In the span of just five days last month, the CBS-owned station lost three familiar faces — political editor Mike Flannery, weatherman and technology reporter Ed Curran and news anchor Anne State. Since then, beyond issuing perfunctory statements wishing them well, Channel 2 management has declined to make any comment or offer any explanation about the rash of departures. So we’re left to figure it out for ourselves.
Although the circumstances in each case were different, the underlying issue in all three was, in one way or another, money.

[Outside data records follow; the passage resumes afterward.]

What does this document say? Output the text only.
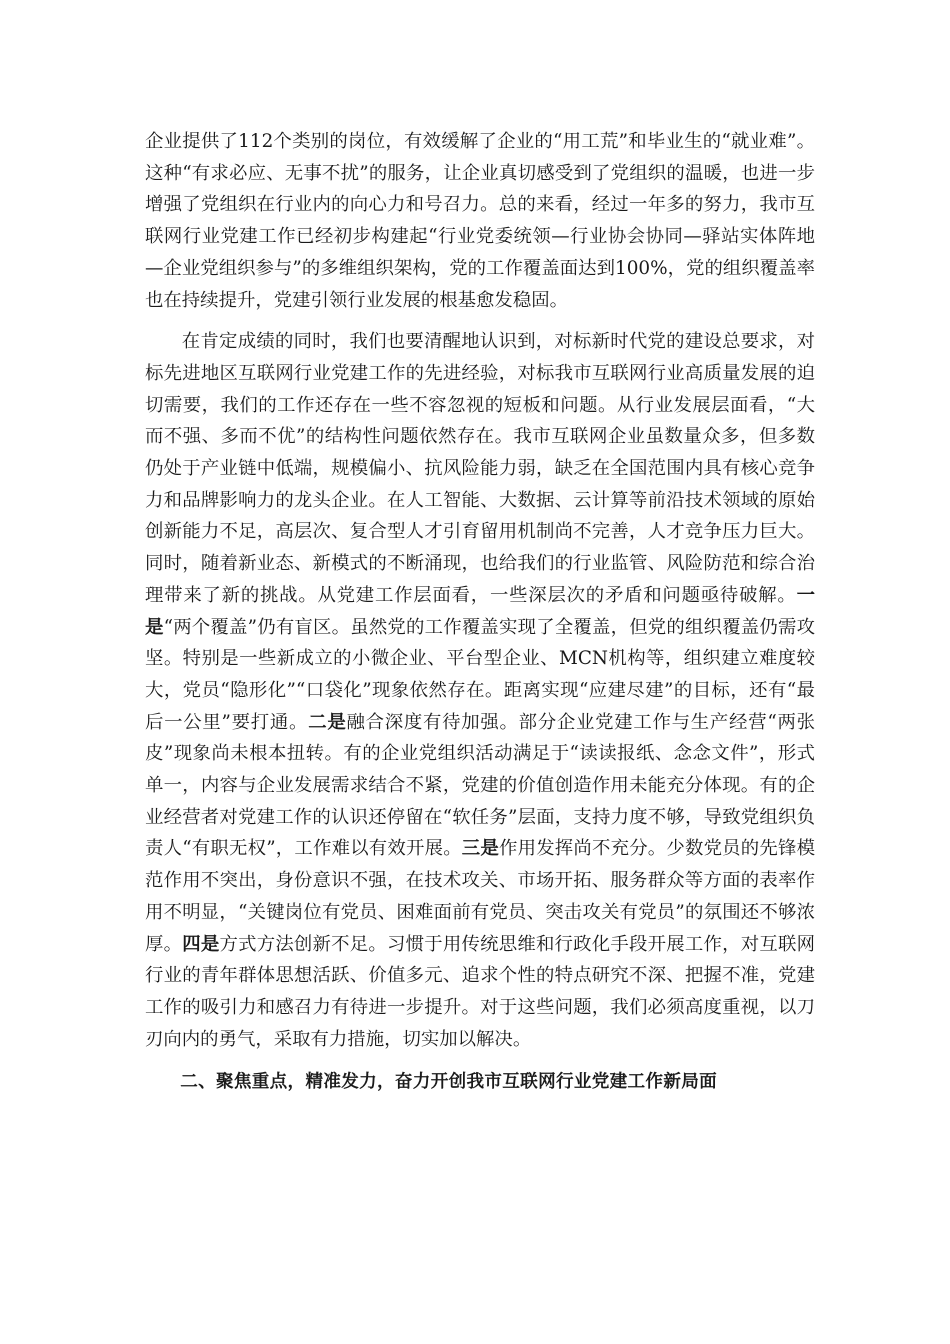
企业提供了112个类别的岗位，有效缓解了企业的“用工荒”和毕业生的“就业难”。这种“有求必应、无事不扰”的服务，让企业真切感受到了党组织的温暖，也进一步增强了党组织在行业内的向心力和号召力。总的来看，经过一年多的努力，我市互联网行业党建工作已经初步构建起“行业党委统领—行业协会协同—驿站实体阵地—企业党组织参与”的多维组织架构，党的工作覆盖面达到100%，党的组织覆盖率也在持续提升，党建引领行业发展的根基愈发稳固。

在肯定成绩的同时，我们也要清醒地认识到，对标新时代党的建设总要求，对标先进地区互联网行业党建工作的先进经验，对标我市互联网行业高质量发展的迫切需要，我们的工作还存在一些不容忽视的短板和问题。从行业发展层面看，“大而不强、多而不优”的结构性问题依然存在。我市互联网企业虽数量众多，但多数仍处于产业链中低端，规模偏小、抗风险能力弱，缺乏在全国范围内具有核心竞争力和品牌影响力的龙头企业。在人工智能、大数据、云计算等前沿技术领域的原始创新能力不足，高层次、复合型人才引育留用机制尚不完善，人才竞争压力巨大。同时，随着新业态、新模式的不断涌现，也给我们的行业监管、风险防范和综合治理带来了新的挑战。从党建工作层面看，一些深层次的矛盾和问题亟待破解。一是“两个覆盖”仍有盲区。虽然党的工作覆盖实现了全覆盖，但党的组织覆盖仍需攻坚。特别是一些新成立的小微企业、平台型企业、MCN机构等，组织建立难度较大，党员“隐形化”“口袋化”现象依然存在。距离实现“应建尽建”的目标，还有“最后一公里”要打通。二是融合深度有待加强。部分企业党建工作与生产经营“两张皮”现象尚未根本扭转。有的企业党组织活动满足于“读读报纸、念念文件”，形式单一，内容与企业发展需求结合不紧，党建的价值创造作用未能充分体现。有的企业经营者对党建工作的认识还停留在“软任务”层面，支持力度不够，导致党组织负责人“有职无权”，工作难以有效开展。三是作用发挥尚不充分。少数党员的先锋模范作用不突出，身份意识不强，在技术攻关、市场开拓、服务群众等方面的表率作用不明显，“关键岗位有党员、困难面前有党员、突击攻关有党员”的氛围还不够浓厚。四是方式方法创新不足。习惯于用传统思维和行政化手段开展工作，对互联网行业的青年群体思想活跃、价值多元、追求个性的特点研究不深、把握不准，党建工作的吸引力和感召力有待进一步提升。对于这些问题，我们必须高度重视，以刀刃向内的勇气，采取有力措施，切实加以解决。

二、聚焦重点，精准发力，奋力开创我市互联网行业党建工作新局面
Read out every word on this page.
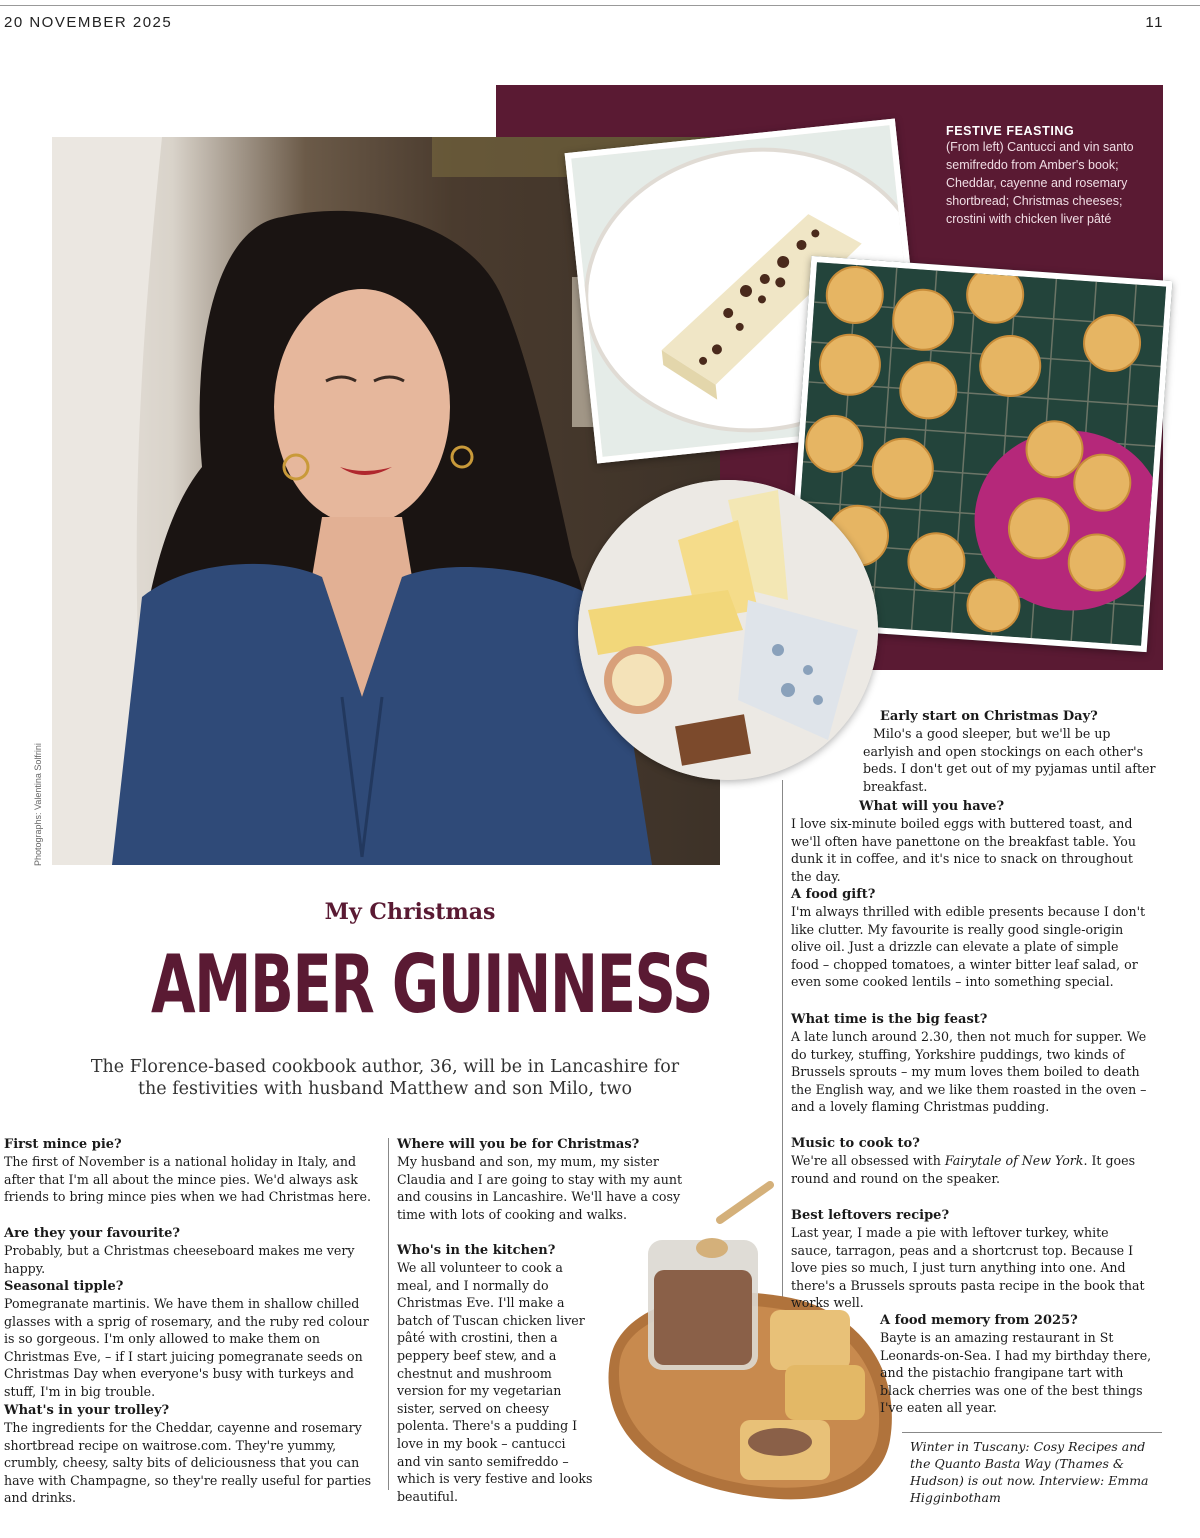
20 NOVEMBER 2025	11
FESTIVE FEASTING
(From left) Cantucci and vin santo semifreddo from Amber's book; Cheddar, cayenne and rosemary shortbread; Christmas cheeses; crostini with chicken liver pâté
Photographs: Valentina Solfrini
My Christmas
AMBER GUINNESS
The Florence-based cookbook author, 36, will be in Lancashire for the festivities with husband Matthew and son Milo, two

First mince pie?

The first of November is a national holiday in Italy, and after that I'm all about the mince pies. We'd always ask friends to bring mince pies when we had Christmas here.

Are they your favourite?

Probably, but a Christmas cheeseboard makes me very happy.

Seasonal tipple?

Pomegranate martinis. We have them in shallow chilled glasses with a sprig of rosemary, and the ruby red colour is so gorgeous. I'm only allowed to make them on Christmas Eve, – if I start juicing pomegranate seeds on Christmas Day when everyone's busy with turkeys and stuff, I'm in big trouble.

What's in your trolley?

The ingredients for the Cheddar, cayenne and rosemary shortbread recipe on waitrose.com. They're yummy, crumbly, cheesy, salty bits of deliciousness that you can have with Champagne, so they're really useful for parties and drinks.

Where will you be for Christmas?

My husband and son, my mum, my sister Claudia and I are going to stay with my aunt and cousins in Lancashire. We'll have a cosy time with lots of cooking and walks.

Who's in the kitchen?

We all volunteer to cook a meal, and I normally do Christmas Eve. I'll make a batch of Tuscan chicken liver pâté with crostini, then a peppery beef stew, and a chestnut and mushroom version for my vegetarian sister, served on cheesy polenta. There's a pudding I love in my book – cantucci and vin santo semifreddo – which is very festive and looks beautiful.

Early start on Christmas Day?

Milo's a good sleeper, but we'll be up earlyish and open stockings on each other's beds. I don't get out of my pyjamas until after breakfast.

What will you have?

I love six-minute boiled eggs with buttered toast, and we'll often have panettone on the breakfast table. You dunk it in coffee, and it's nice to snack on throughout the day.

A food gift?

I'm always thrilled with edible presents because I don't like clutter. My favourite is really good single-origin olive oil. Just a drizzle can elevate a plate of simple food – chopped tomatoes, a winter bitter leaf salad, or even some cooked lentils – into something special.

What time is the big feast?

A late lunch around 2.30, then not much for supper. We do turkey, stuffing, Yorkshire puddings, two kinds of Brussels sprouts – my mum loves them boiled to death the English way, and we like them roasted in the oven – and a lovely flaming Christmas pudding.

Music to cook to?

We're all obsessed with Fairytale of New York. It goes round and round on the speaker.

Best leftovers recipe?

Last year, I made a pie with leftover turkey, white sauce, tarragon, peas and a shortcrust top. Because I love pies so much, I just turn anything into one. And there's a Brussels sprouts pasta recipe in the book that works well.

A food memory from 2025?

Bayte is an amazing restaurant in St Leonards-on-Sea. I had my birthday there, and the pistachio frangipane tart with black cherries was one of the best things I've eaten all year.

Winter in Tuscany: Cosy Recipes and the Quanto Basta Way (Thames & Hudson) is out now. Interview: Emma Higginbotham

Two months shy of what would have been his 30th‚ anniversary as political know-it-all at Channel 2, Flannery was granted an early release from his contract to accept an offer from Fox-owned WFLD-Channel 32 (where he’s expected to turn up around July 1). It’s hard to imagine that Flannery’s ambition was to cut short three decades of distinguished work at CBS and finish out his career at the fifth-rated station in the market. But considering the drastic pay cut he reportedly took in his last contract at Channel 2 — and the fact that his bosses did nothing to stand in his way when Fox offered him a better deal — it all adds up. No decision has been made on how his former beat will be covered.
Curran also faced the prospect of a drastic pay cut after eight years at Channel 2 (and more than 30 years in Chicago broadcasting). But in his case, he still had 14 months left on a much more lucrative contract negotiated under previous management. Refusing to accept the take-it-or-leave-it offer of a substantially lower salary in exchange for additional years of security, Curran was sent home to sit out the remainder of his deal while collecting full pay. It’s a measure of his self-confidence and self-respect that Curran was able to hold Channel 2 to the original agreement they’d signed.
State, who arrived only two years ago from San Diego as designated successor to lead news anchor Diann Burns, never really caught on with viewers or, more importantly, with the management that inherited her services. After reducing her salary by removing State from the 10 p.m. newscast last April (opting to go with Rob Johnson as solo anchor), Channel 2 dropped her last month. In State’s case, according to insiders, renewal was not an option.
When Bruno Cohen succeeded Joe Ahern as president and general manager of Channel 2 in October 2008, one of the biggest problems he acknowledged was the station’s woeful lack of stability on the air. The 10 p.m. newscast alone had changed anchor lineups 10 times since 2000. Anchors and reporters seemed to come and go before most viewers ever knew their names. So avoiding — or at least limiting — additional turnover became a top priority for Cohen and his news director, Jeff Kiernan.
However laudable, that goal quickly came in conflict with enormous pressure they faced to bring costs under control and stem multimillion-dollar losses that threatened the news department’s survival. Waves of cutbacks followed, including painful layoffs and humbling salary reductions.
A survey released this week by the Radio Television Digital News Association and Hofstra University showed a 4.3 percent reduction in TV news jobs nationwide in 2008 and another 1.5 percent decline in 2009. This year, according to the survey, it’s expected to level off.
That may provide little comfort to Channel 2 staffers or little reason for optimism among viewers. In the end, if station bosses have no qualms about losing Flannery, Curran and State all in one week, is there anyone they’d make an effort to keep?